The brand attempted a refresh in February, in which it weighted merchandise and marketing toward “boho styles, bold colors and artisanal prints.” It also struck a deal to sell its products on Amazon.
Although the company acknowledges the strategy was successful in attracting new customers, it said classic “clean” silhouettes and basics suffered as a result. It may be one of the reasons, according to Chico’s, for the loss of its traditional customer base.
Chico’s FAS shares fell nearly 35 percent after the release of the Q3 earnings report Wednesday, and it closed the day at $4.79 after reaching $7.32 on Tuesday.
In a Nutshell: The company said its White House Black Market brand is carrying on with its repositioning and that merchandise margins had “improved significantly” thanks to less reliance on discounting and better full-price selling compared to 2017. Additionally, it announced that Chico’s Endless Aisle, a shared inventory platform, was connected to all stores in the quarter, giving the company a much-needed omnichannel component. It will allow customers to purchase online and add BOPIS capabilities to its e-commerce channels.
Another omnichannel improvement, Client Book, is set to provide business-facing clienteling tools that will allow store associates to create curated online “storefronts” for individual customers based on prior purchasing information, data that can then be passed on to online stylists for personalized recommendations. Chico’s expects to see a full rollout of the technology by the first quarter of 2019.
Sales: Chico’s total sales were $499.9 million for the third quarter, compared to $532.3 million in Q3 of last year, a decrease of 6.1 percent. Taken further, the retailer says excluding the $9.1 million impact of the hurricanes in Q3 of FY2017, sales have actually dropped 7.7 percent.
This was primarily driven by a comparable sales decline of 6.8 percent and the net closure of 43 stores since Q3 of last year. Comparable sales were down thanks to a combination of decreased transaction count and lower average dollar sales numbers.
Comparable sales were down 10.2 percent at Chico’s, 5.1 percent at White House Black Market and 6.8 percent at Total Company compared to last year’s third quarter. Only Soma, an intimate apparel label, saw its comparable sales increase year-over-year, at 2.4 percent.
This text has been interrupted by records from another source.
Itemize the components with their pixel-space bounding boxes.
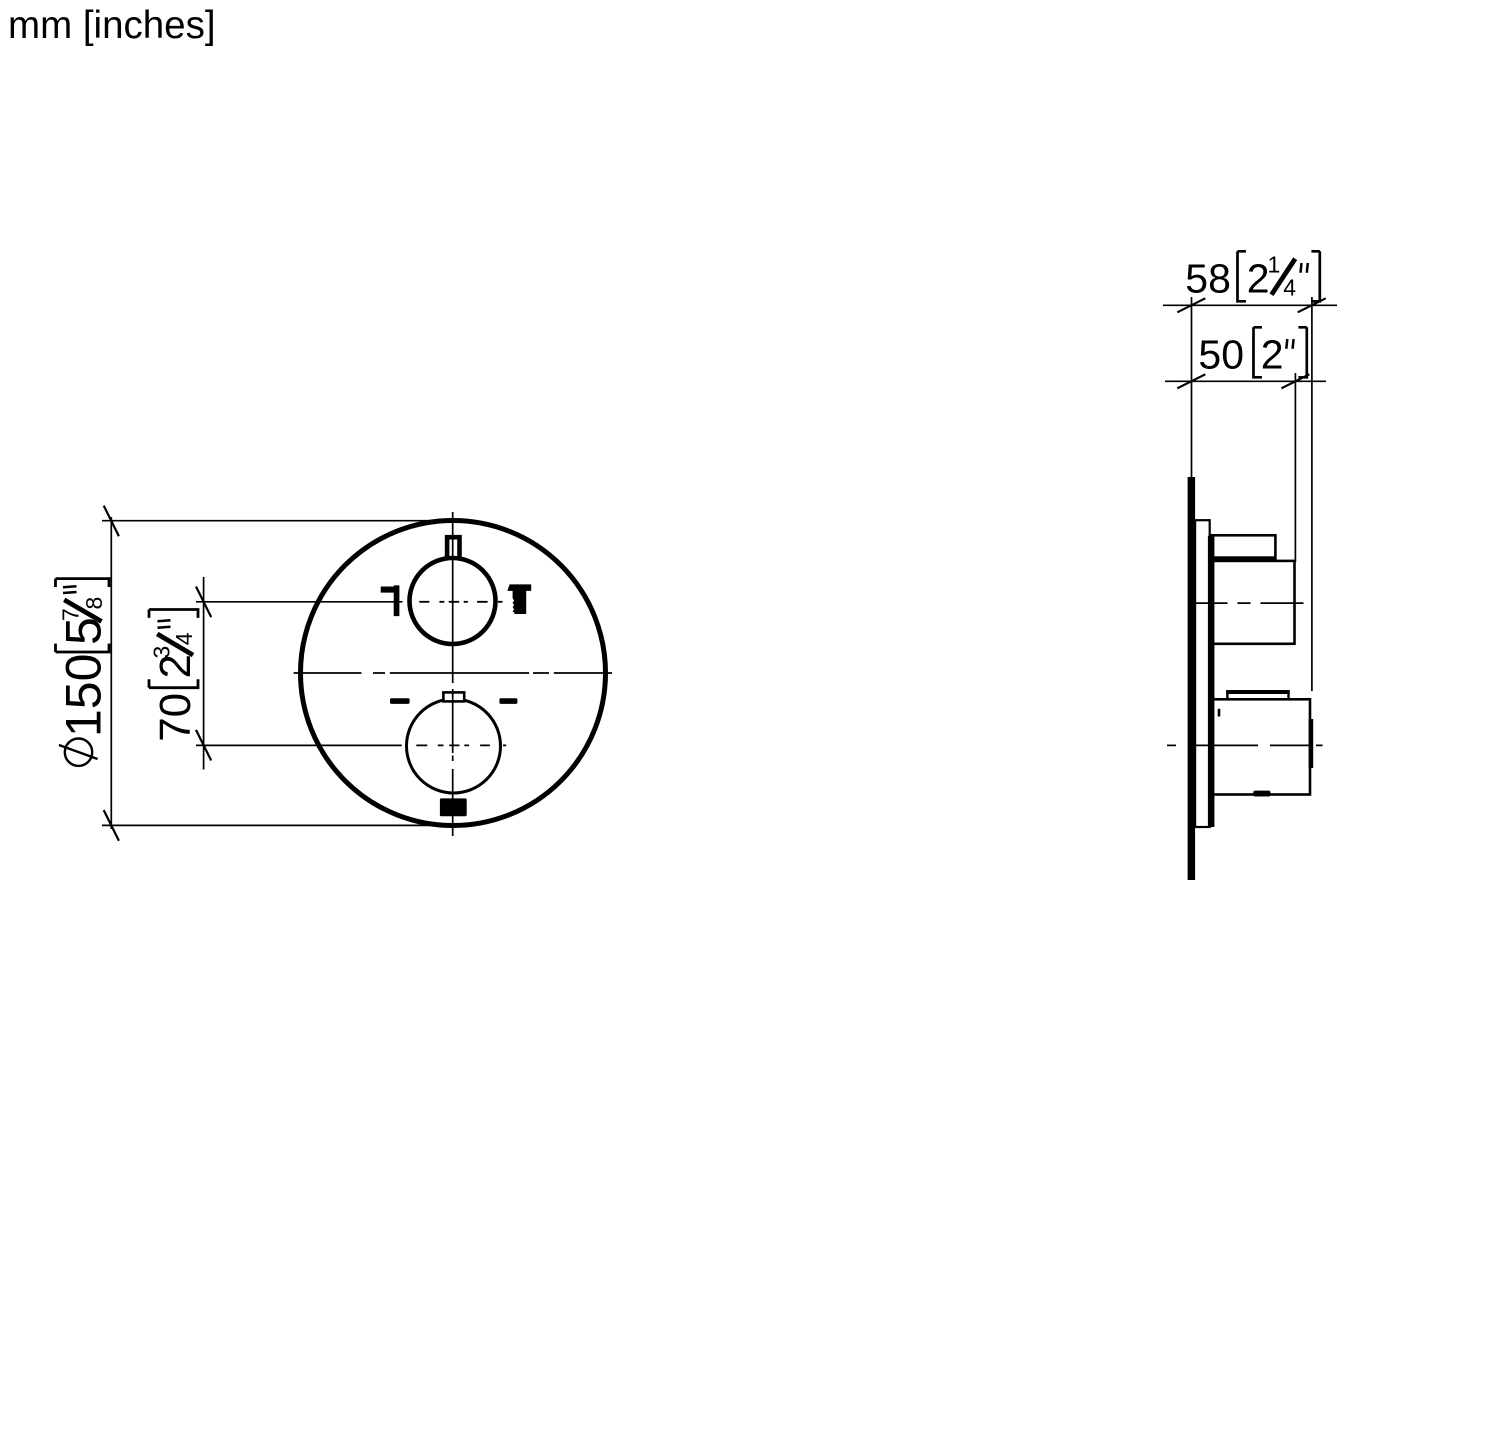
svg-text:1: 1 <box>1268 252 1281 278</box>
svg-text:2: 2 <box>1261 332 1284 378</box>
svg-text:4: 4 <box>1283 274 1296 300</box>
svg-text:70: 70 <box>151 693 200 742</box>
svg-text:50: 50 <box>1198 332 1244 378</box>
svg-text:2: 2 <box>1247 256 1270 302</box>
svg-text:150: 150 <box>56 654 112 737</box>
svg-text:58: 58 <box>1185 256 1231 302</box>
svg-text:8: 8 <box>81 597 107 610</box>
svg-text:4: 4 <box>171 632 197 645</box>
svg-text:mm [inches]: mm [inches] <box>8 4 216 47</box>
svg-text:3: 3 <box>149 646 175 659</box>
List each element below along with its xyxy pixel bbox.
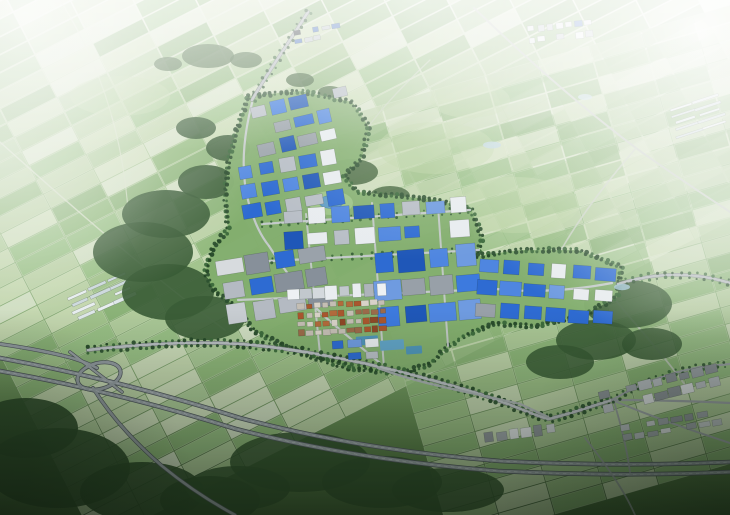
street-trees bbox=[351, 253, 354, 256]
house bbox=[330, 301, 337, 307]
house bbox=[378, 300, 385, 305]
factory bbox=[284, 231, 304, 250]
street-trees bbox=[341, 258, 343, 260]
commercial-building bbox=[364, 283, 374, 297]
house bbox=[314, 302, 321, 308]
factory bbox=[477, 279, 498, 295]
boundary-trees bbox=[210, 252, 215, 257]
house bbox=[338, 301, 344, 306]
house bbox=[306, 304, 312, 309]
aerial-rendering-canvas bbox=[0, 0, 730, 515]
factory bbox=[274, 250, 296, 269]
boundary-trees bbox=[206, 273, 210, 277]
house bbox=[297, 303, 305, 309]
street-trees bbox=[360, 258, 362, 260]
boundary-trees bbox=[216, 291, 220, 295]
boundary-trees bbox=[208, 258, 212, 262]
factory bbox=[244, 252, 271, 275]
boundary-trees bbox=[481, 255, 485, 259]
factory bbox=[305, 267, 328, 288]
factory bbox=[401, 278, 426, 296]
street-trees bbox=[261, 221, 264, 224]
street-trees bbox=[340, 254, 342, 256]
commercial-building bbox=[312, 287, 325, 299]
street-trees bbox=[330, 259, 332, 261]
factory bbox=[249, 276, 274, 295]
factory bbox=[499, 281, 522, 297]
street-trees bbox=[351, 258, 354, 261]
boundary-trees bbox=[210, 283, 214, 287]
commercial-building bbox=[339, 286, 349, 296]
commercial-building bbox=[352, 283, 361, 297]
street-trees bbox=[279, 223, 282, 226]
factory bbox=[429, 274, 454, 295]
house bbox=[361, 300, 369, 306]
street-trees bbox=[269, 225, 272, 228]
street-trees bbox=[261, 226, 263, 228]
boundary-trees bbox=[205, 269, 209, 273]
commercial-building bbox=[377, 283, 387, 296]
boundary-trees bbox=[208, 279, 211, 282]
commercial-building bbox=[324, 285, 337, 300]
street-trees bbox=[370, 257, 373, 260]
commercial-building bbox=[287, 289, 300, 300]
house bbox=[370, 299, 378, 305]
house bbox=[346, 301, 353, 307]
boundary-trees bbox=[214, 288, 218, 292]
commercial-building bbox=[299, 288, 312, 299]
street-trees bbox=[270, 261, 273, 264]
scene-svg bbox=[0, 0, 730, 515]
boundary-trees bbox=[206, 264, 209, 267]
street-trees bbox=[331, 255, 333, 257]
boundary-trees bbox=[230, 301, 233, 304]
street-trees bbox=[271, 257, 273, 259]
street-trees bbox=[270, 220, 272, 222]
factory bbox=[223, 280, 246, 300]
house bbox=[322, 302, 328, 308]
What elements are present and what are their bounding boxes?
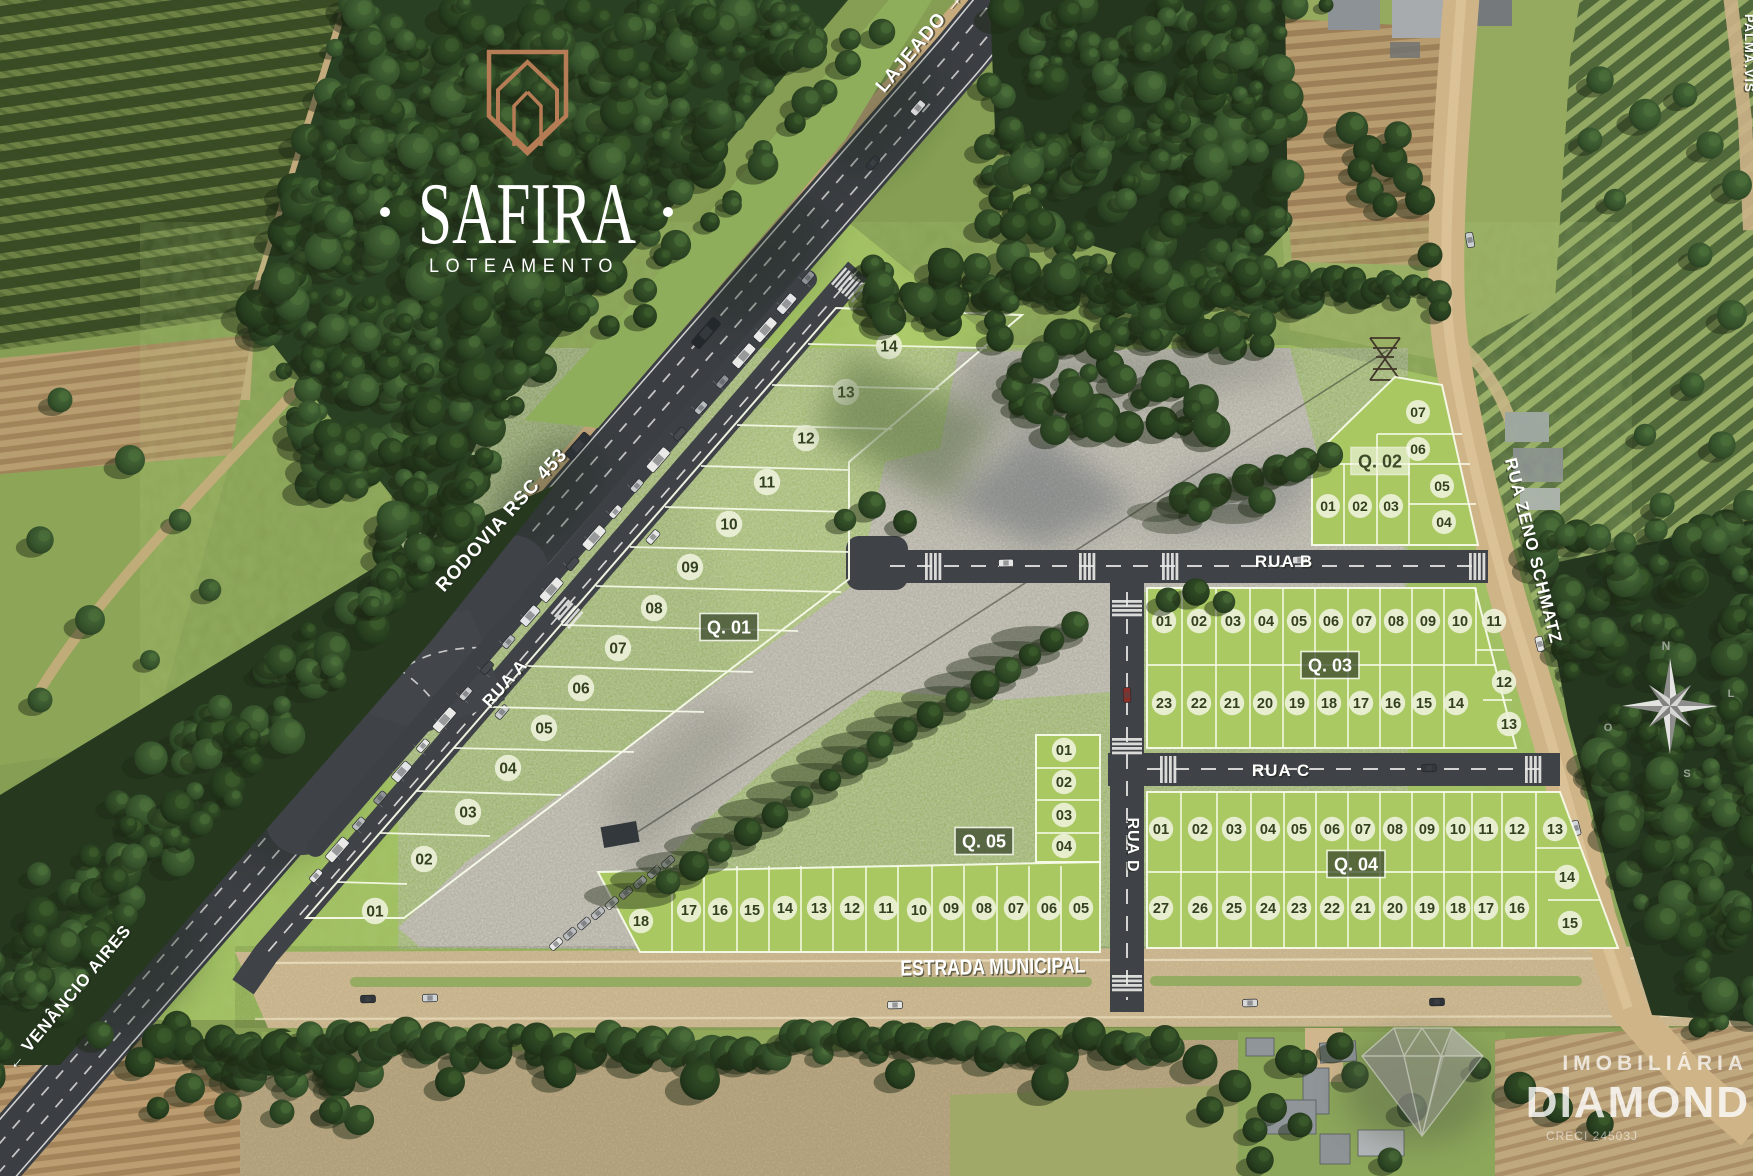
svg-text:07: 07: [1008, 901, 1024, 917]
svg-text:04: 04: [1260, 822, 1276, 838]
svg-text:L: L: [1728, 688, 1735, 700]
svg-text:09: 09: [681, 560, 699, 577]
svg-text:17: 17: [681, 903, 697, 919]
svg-text:Q. 01: Q. 01: [707, 617, 751, 637]
svg-text:08: 08: [976, 901, 992, 917]
svg-text:20: 20: [1257, 696, 1273, 712]
svg-text:11: 11: [878, 901, 893, 917]
svg-text:02: 02: [1191, 614, 1207, 630]
svg-text:12: 12: [1509, 822, 1525, 838]
svg-text:09: 09: [1420, 614, 1436, 630]
svg-text:05: 05: [1291, 822, 1307, 838]
svg-text:10: 10: [911, 903, 927, 919]
svg-text:14: 14: [1448, 696, 1464, 712]
svg-text:27: 27: [1153, 901, 1169, 917]
svg-text:Q. 05: Q. 05: [962, 831, 1006, 851]
svg-text:06: 06: [1410, 441, 1426, 457]
svg-text:04: 04: [1056, 839, 1072, 855]
svg-text:14: 14: [1559, 870, 1575, 886]
svg-text:18: 18: [633, 914, 649, 930]
svg-text:20: 20: [1387, 901, 1403, 917]
svg-text:24: 24: [1260, 901, 1276, 917]
svg-text:08: 08: [1387, 822, 1403, 838]
svg-text:09: 09: [1419, 822, 1435, 838]
svg-text:23: 23: [1291, 901, 1307, 917]
svg-text:N: N: [1662, 639, 1671, 653]
svg-text:22: 22: [1191, 696, 1207, 712]
svg-text:12: 12: [844, 901, 860, 917]
svg-text:03: 03: [1383, 498, 1399, 514]
svg-text:03: 03: [1056, 808, 1072, 824]
svg-text:17: 17: [1478, 901, 1494, 917]
svg-text:04: 04: [499, 761, 517, 778]
svg-text:01: 01: [1153, 822, 1169, 838]
svg-text:01: 01: [1156, 614, 1172, 630]
svg-text:05: 05: [1434, 478, 1450, 494]
svg-text:IMOBILIÁRIA: IMOBILIÁRIA: [1562, 1052, 1748, 1075]
svg-text:15: 15: [1562, 916, 1578, 932]
svg-text:05: 05: [1291, 614, 1307, 630]
svg-text:ESTRADA MUNICIPAL: ESTRADA MUNICIPAL: [900, 952, 1085, 980]
svg-text:RUA B: RUA B: [1255, 552, 1313, 571]
svg-text:06: 06: [1324, 822, 1340, 838]
svg-text:14: 14: [880, 339, 898, 356]
svg-text:16: 16: [1509, 901, 1525, 917]
svg-text:05: 05: [1073, 901, 1089, 917]
svg-text:16: 16: [712, 903, 728, 919]
svg-text:06: 06: [1323, 614, 1339, 630]
svg-text:16: 16: [1385, 696, 1401, 712]
svg-text:S: S: [1683, 768, 1690, 780]
svg-text:07: 07: [1355, 822, 1371, 838]
svg-text:25: 25: [1226, 901, 1242, 917]
svg-text:SAFIRA: SAFIRA: [418, 166, 636, 263]
svg-text:09: 09: [943, 901, 959, 917]
svg-text:02: 02: [1352, 498, 1368, 514]
svg-text:13: 13: [811, 901, 827, 917]
svg-text:02: 02: [1192, 822, 1208, 838]
svg-text:23: 23: [1156, 696, 1172, 712]
svg-text:14: 14: [777, 901, 793, 917]
svg-text:O: O: [1604, 722, 1613, 734]
svg-text:04: 04: [1436, 514, 1452, 530]
svg-text:12: 12: [797, 431, 814, 448]
svg-text:01: 01: [1320, 498, 1336, 514]
svg-text:15: 15: [744, 903, 760, 919]
svg-text:06: 06: [1041, 901, 1057, 917]
svg-text:21: 21: [1355, 901, 1371, 917]
svg-text:10: 10: [720, 517, 737, 534]
svg-text:18: 18: [1450, 901, 1466, 917]
svg-text:Q. 02: Q. 02: [1358, 451, 1402, 471]
svg-text:10: 10: [1452, 614, 1468, 630]
svg-text:11: 11: [759, 475, 776, 492]
svg-text:04: 04: [1258, 614, 1274, 630]
svg-text:19: 19: [1289, 696, 1305, 712]
svg-text:07: 07: [609, 641, 626, 658]
svg-text:03: 03: [1225, 614, 1241, 630]
svg-text:LOTEAMENTO: LOTEAMENTO: [429, 256, 619, 277]
svg-text:Q. 04: Q. 04: [1334, 854, 1378, 874]
svg-text:07: 07: [1356, 614, 1372, 630]
svg-text:21: 21: [1224, 696, 1240, 712]
svg-text:Q. 03: Q. 03: [1308, 655, 1352, 675]
svg-text:12: 12: [1496, 675, 1512, 691]
svg-text:15: 15: [1416, 696, 1432, 712]
svg-text:13: 13: [1547, 822, 1563, 838]
svg-text:19: 19: [1419, 901, 1435, 917]
svg-text:03: 03: [1226, 822, 1242, 838]
svg-text:05: 05: [535, 721, 553, 738]
svg-text:17: 17: [1353, 696, 1369, 712]
svg-text:07: 07: [1410, 404, 1426, 420]
svg-text:06: 06: [572, 681, 590, 698]
svg-text:11: 11: [1478, 822, 1493, 838]
svg-text:26: 26: [1192, 901, 1208, 917]
svg-text:01: 01: [1056, 743, 1072, 759]
svg-text:PALMA.VIS: PALMA.VIS: [1742, 14, 1753, 93]
svg-text:CRECI 24503J: CRECI 24503J: [1546, 1129, 1638, 1143]
svg-text:02: 02: [415, 852, 432, 869]
svg-text:RUA D: RUA D: [1124, 817, 1141, 872]
svg-text:RUA C: RUA C: [1252, 761, 1310, 780]
svg-text:10: 10: [1450, 822, 1466, 838]
svg-text:02: 02: [1056, 775, 1072, 791]
svg-text:01: 01: [366, 904, 384, 921]
svg-text:13: 13: [1501, 717, 1517, 733]
svg-text:18: 18: [1321, 696, 1337, 712]
svg-text:11: 11: [1486, 614, 1501, 630]
svg-text:03: 03: [459, 805, 477, 822]
svg-text:22: 22: [1324, 901, 1340, 917]
svg-text:08: 08: [1388, 614, 1404, 630]
svg-text:DIAMOND: DIAMOND: [1526, 1078, 1750, 1127]
svg-text:08: 08: [645, 601, 663, 618]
Earnings: Chico’s reported a net income of $6.5 million for the quarter, resulting in earnings of $0.05 per diluted share. In the same period last year, net income was $16.7 million and earnings were set at $0.13 per diluted share. For the year, overall, net income is at $52.3 million, compared to $73 million in 2017—earnings for the year are $0.41 per diluted share, compared to $0.57 from last year.
Earnings results included a favorable tax benefit of approximately $4.9 million from the Tax Cuts and Jobs Act of 2017.
CEO’s Take: Considering the disappointing results and the change in leadership, Chico’s CEO Shelley Broader’s message was one of immediate action and improvement. Stated improvements include adjusting spring assortments to “appropriately balance its merchandise architecture, reduce planned receipts and chase more classic merchandise.”
Additionally, the company said it would like to adjust inventory and marketing to be more inclusive of all customers, along with improving planning and allocation strategies to improve in-stock.
“Brand performance in the third quarter was mixed,” Broader said. “Soma again performed well and better than expectations, and White House Black Market is continuing its brand repositioning. However, our Chico’s brand did not deliver the sales we anticipated, which led to total Company results that were below expectations.”
“The initial emphasis that we selected for our Chico’s brand repositioning has not resonated with our broader target customer base,” Broader continued. “So, we are course correcting by implementing a performance improvement plan that includes brand leadership changes and adjustments to our product offering, marketing strategy and assortment architecture to better meet expectations for all customers who shop the Chico’s brand. Our attention is keenly focused on establishing a record of consistent top-line growth across all three of our brands.”